Un four à pain qui réchauffe le quartier

Une petite fumée blanche, des braises qui crépitent, et des parfums de légumes confits : dans le jardin du centre socioculturel de l’Escale, le four à bois attire naturellement. Installé dans le quartier de la cité de l'Ill à Strasbourg, il est ouvert à toutes et tous, qu’on vive ici ou non. L’idée est simple : se retrouver autour d’une cuisson, et laisser la convivialité faire le reste. Au menu du jour, des poivrons, aubergines, oignons et ail, bientôt transformés en slata méchouilla, une salade orientale. Et bien sûr, du pain !

Du pain maison… et mille recettes partagées

À la manœuvre, Lynda Ferdjani, animatrice du four à pain, orchestre les fournées et les envies. « C’est une belle machine, c’est un grand four », sourit-elle, en énumérant ce qu’on y prépare : pains, pizzas, légumes confits, tajines, brioches, tartes flambées… La cuisson au feu de bois change tout, comme le résume une habituée : « C’est un goût exceptionnel dans le four, rien à voir. » Même lorsque le pain prend plusieurs teintes, l’esprit reste léger : « Il a de la couleur… après, c’est du feu ! »

Un point commun entre les cultures, devenu projet commun

Avant le four, il y a eu un atelier de confection de pains issus de différentes traditions. Et une conversation qui a fait tilt : « Chez nous, au pays, on n’avait pas de four forcément à la maison, du coup, on confectionnait le pain et on allait le cuire chez le boulanger du coin. » Maroc, Turquie, Algérie, Tunisie… Les récits se répondent et révèlent un point commun. De cette mémoire partagée est née une évidence : recréer ici ce lieu de passage, de gestes transmis et de rencontres spontanées.

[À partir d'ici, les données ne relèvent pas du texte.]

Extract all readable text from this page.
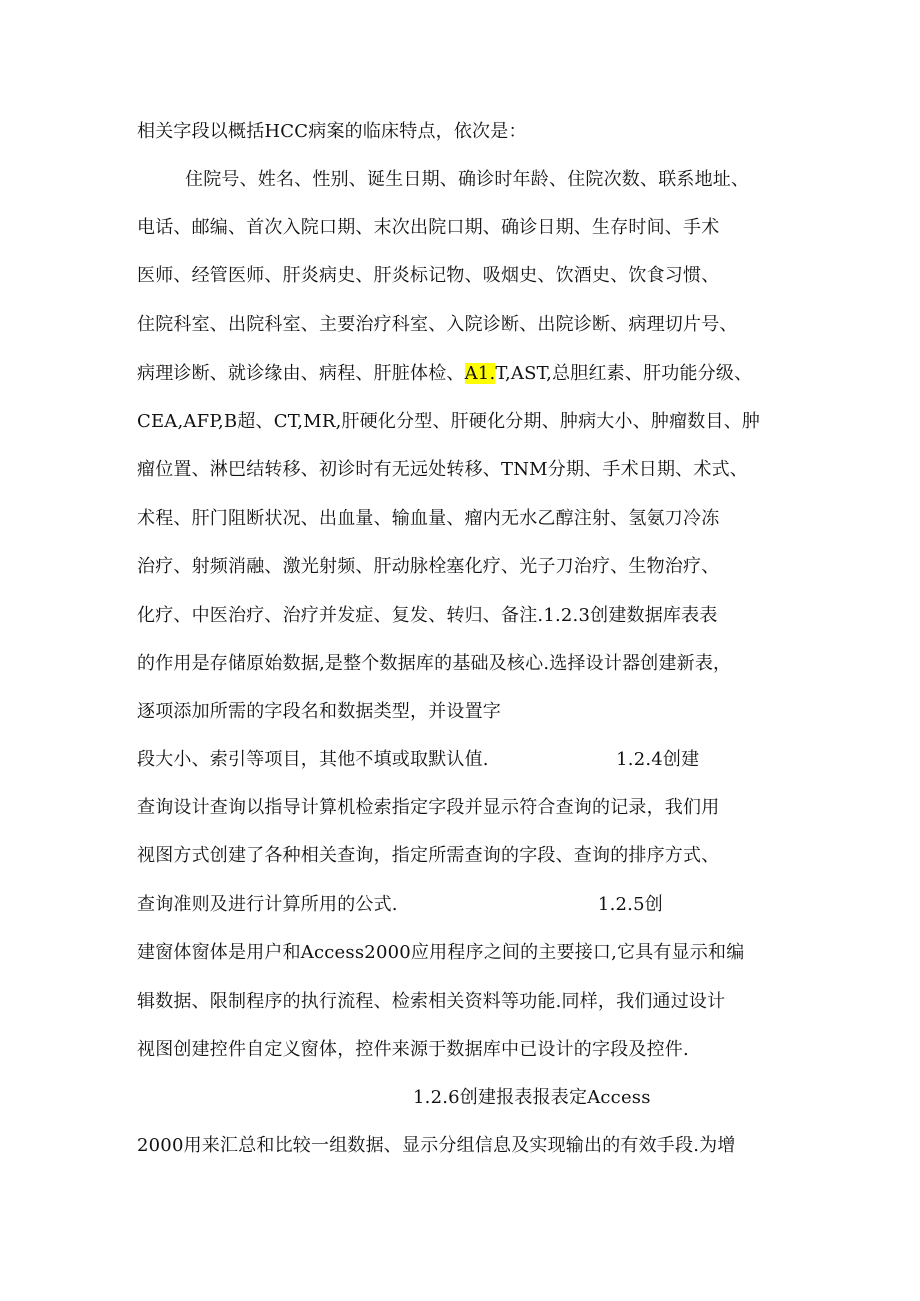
相关字段以概括HCC病案的临床特点，依次是：
住院号、姓名、性别、诞生日期、确诊时年龄、住院次数、联系地址、
电话、邮编、首次入院口期、末次出院口期、确诊日期、生存时间、手术
医师、经管医师、肝炎病史、肝炎标记物、吸烟史、饮酒史、饮食习惯、
住院科室、出院科室、主要治疗科室、入院诊断、出院诊断、病理切片号、
病理诊断、就诊缘由、病程、肝脏体检、A1.T,AST,总胆红素、肝功能分级、
CEA,AFP,B超、CT,MR,肝硬化分型、肝硬化分期、肿病大小、肿瘤数目、肿
瘤位置、淋巴结转移、初诊时有无远处转移、TNM分期、手术日期、术式、
术程、肝门阻断状况、出血量、输血量、瘤内无水乙醇注射、氢氨刀冷冻
治疗、射频消融、激光射频、肝动脉栓塞化疗、光子刀治疗、生物治疗、
化疗、中医治疗、治疗并发症、复发、转归、备注.1.2.3创建数据库表表
的作用是存储原始数据,是整个数据库的基础及核心.选择设计器创建新表，
逐项添加所需的字段名和数据类型，并设置字
段大小、索引等项目，其他不填或取默认值.　　　　　　　1.2.4创建
查询设计查询以指导计算机检索指定字段并显示符合查询的记录，我们用
视图方式创建了各种相关查询，指定所需查询的字段、查询的排序方式、
查询准则及进行计算所用的公式.　　　　　　　　　　　1.2.5创
建窗体窗体是用户和Access2000应用程序之间的主要接口,它具有显示和编
辑数据、限制程序的执行流程、检索相关资料等功能.同样，我们通过设计
视图创建控件自定义窗体，控件来源于数据库中已设计的字段及控件.
1.2.6创建报表报表定Access
2000用来汇总和比较一组数据、显示分组信息及实现输出的有效手段.为增
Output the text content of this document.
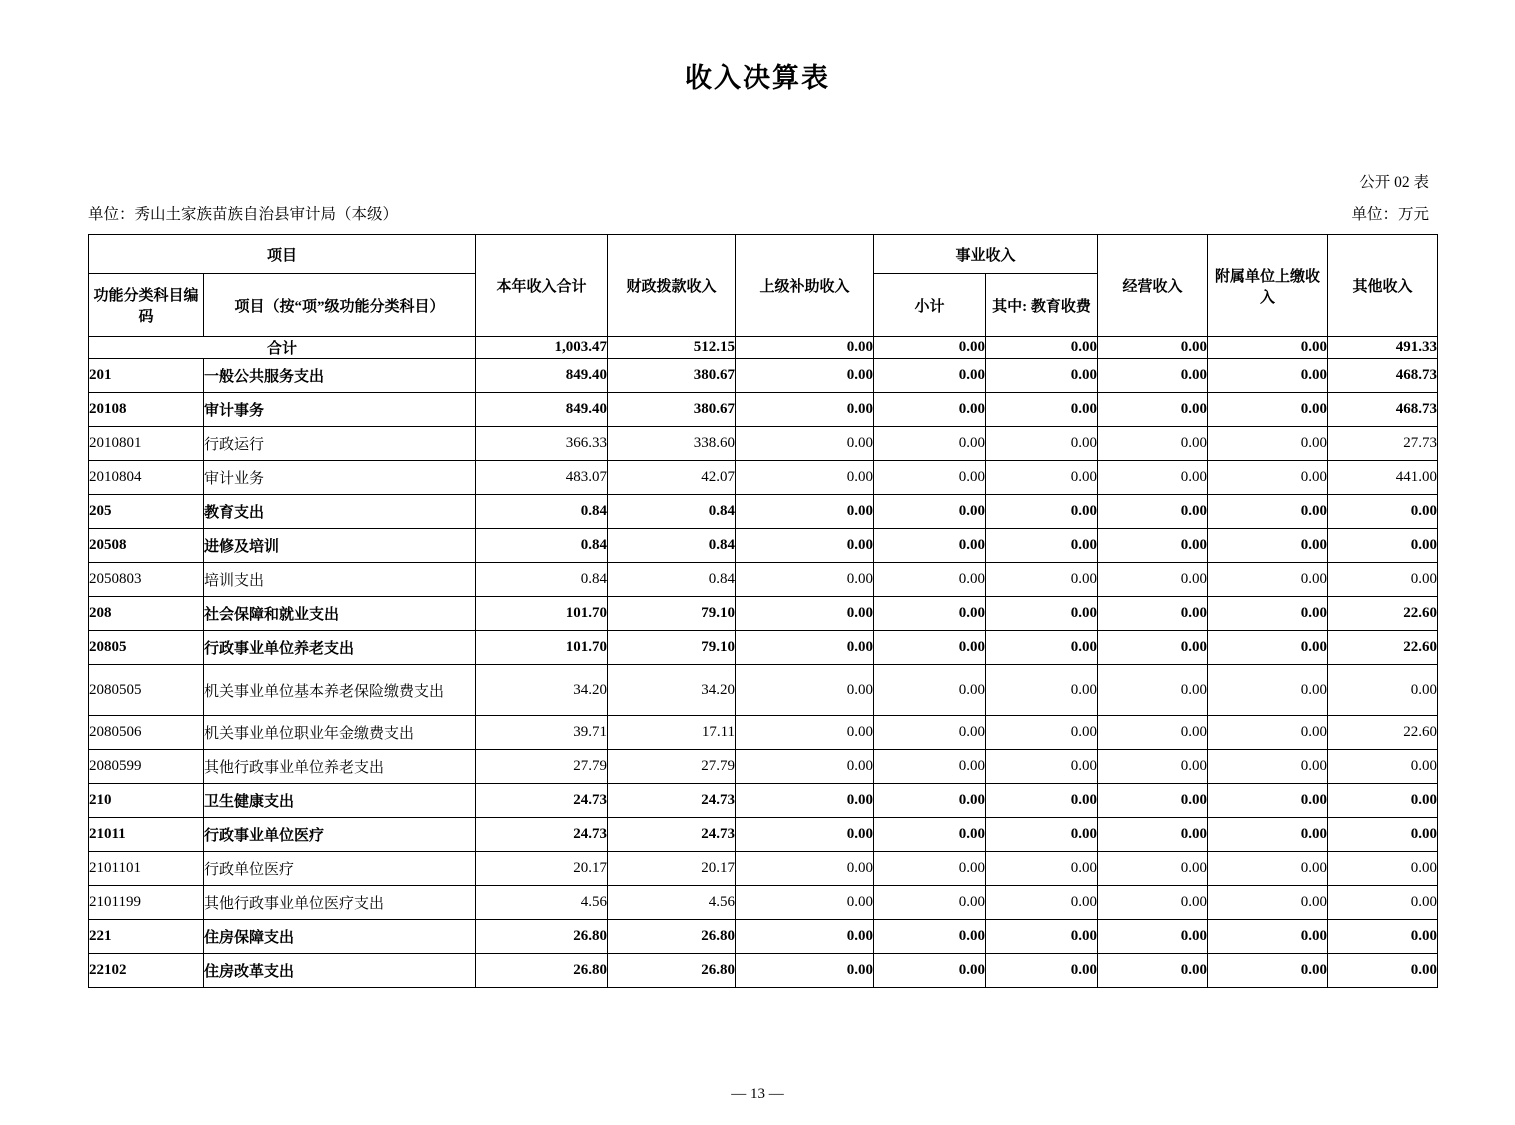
收入决算表
公开 02 表
单位：秀山土家族苗族自治县审计局（本级）	单位：万元
项目		本年收入合计	财政拨款收入	上级补助收入	事业收入		经营收入	附属单位上缴收入	其他收入
功能分类科目编码	项目（按“项”级功能分类科目）				小计	其中: 教育收费			
合计		1,003.47	512.15	0.00	0.00	0.00	0.00	0.00	491.33
201	一般公共服务支出	849.40	380.67	0.00	0.00	0.00	0.00	0.00	468.73
20108	审计事务	849.40	380.67	0.00	0.00	0.00	0.00	0.00	468.73
2010801	行政运行	366.33	338.60	0.00	0.00	0.00	0.00	0.00	27.73
2010804	审计业务	483.07	42.07	0.00	0.00	0.00	0.00	0.00	441.00
205	教育支出	0.84	0.84	0.00	0.00	0.00	0.00	0.00	0.00
20508	进修及培训	0.84	0.84	0.00	0.00	0.00	0.00	0.00	0.00
2050803	培训支出	0.84	0.84	0.00	0.00	0.00	0.00	0.00	0.00
208	社会保障和就业支出	101.70	79.10	0.00	0.00	0.00	0.00	0.00	22.60
20805	行政事业单位养老支出	101.70	79.10	0.00	0.00	0.00	0.00	0.00	22.60
2080505	机关事业单位基本养老保险缴费支出	34.20	34.20	0.00	0.00	0.00	0.00	0.00	0.00
2080506	机关事业单位职业年金缴费支出	39.71	17.11	0.00	0.00	0.00	0.00	0.00	22.60
2080599	其他行政事业单位养老支出	27.79	27.79	0.00	0.00	0.00	0.00	0.00	0.00
210	卫生健康支出	24.73	24.73	0.00	0.00	0.00	0.00	0.00	0.00
21011	行政事业单位医疗	24.73	24.73	0.00	0.00	0.00	0.00	0.00	0.00
2101101	行政单位医疗	20.17	20.17	0.00	0.00	0.00	0.00	0.00	0.00
2101199	其他行政事业单位医疗支出	4.56	4.56	0.00	0.00	0.00	0.00	0.00	0.00
221	住房保障支出	26.80	26.80	0.00	0.00	0.00	0.00	0.00	0.00
22102	住房改革支出	26.80	26.80	0.00	0.00	0.00	0.00	0.00	0.00
— 13 —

Au fil des cuissons, le four devient un repère. « Moi, je n’ai pas de famille et c’est ma famille », confie une participante, présente toute l’année. Dans ce coin de Strasbourg où se croisent les nationalités, la recette est surtout humaine : « Ça fait vraiment une fraternité entre nous… Ici, à la cité, on vit en famille. »

Un lieu de joie qui accueille aussi les personnes isolées

Le four ne sert pas seulement à repartir avec son pain : il offre un prétexte pour se parler, s’entraider, apprendre. « C’est vraiment un endroit qui va réunir énormément de monde, un partage de culture, un partage de connaissances, de savoir-faire, de convivialité », insiste Lynda. Elle voit aussi arriver des personnes plus discrètes : « Des fois, c’est des personnes qui sont un peu isolées… juste en passant, voient le four et viennent questionner. » Une simple question, et la porte s’ouvre sur un moment collectif « dans une ambiance de joie, de bonheur ».

Point clé : le four est accessible à toutes et tous sur réservation, par créneaux de 30 minutes, avec une participation de 0,50 € par cuisson.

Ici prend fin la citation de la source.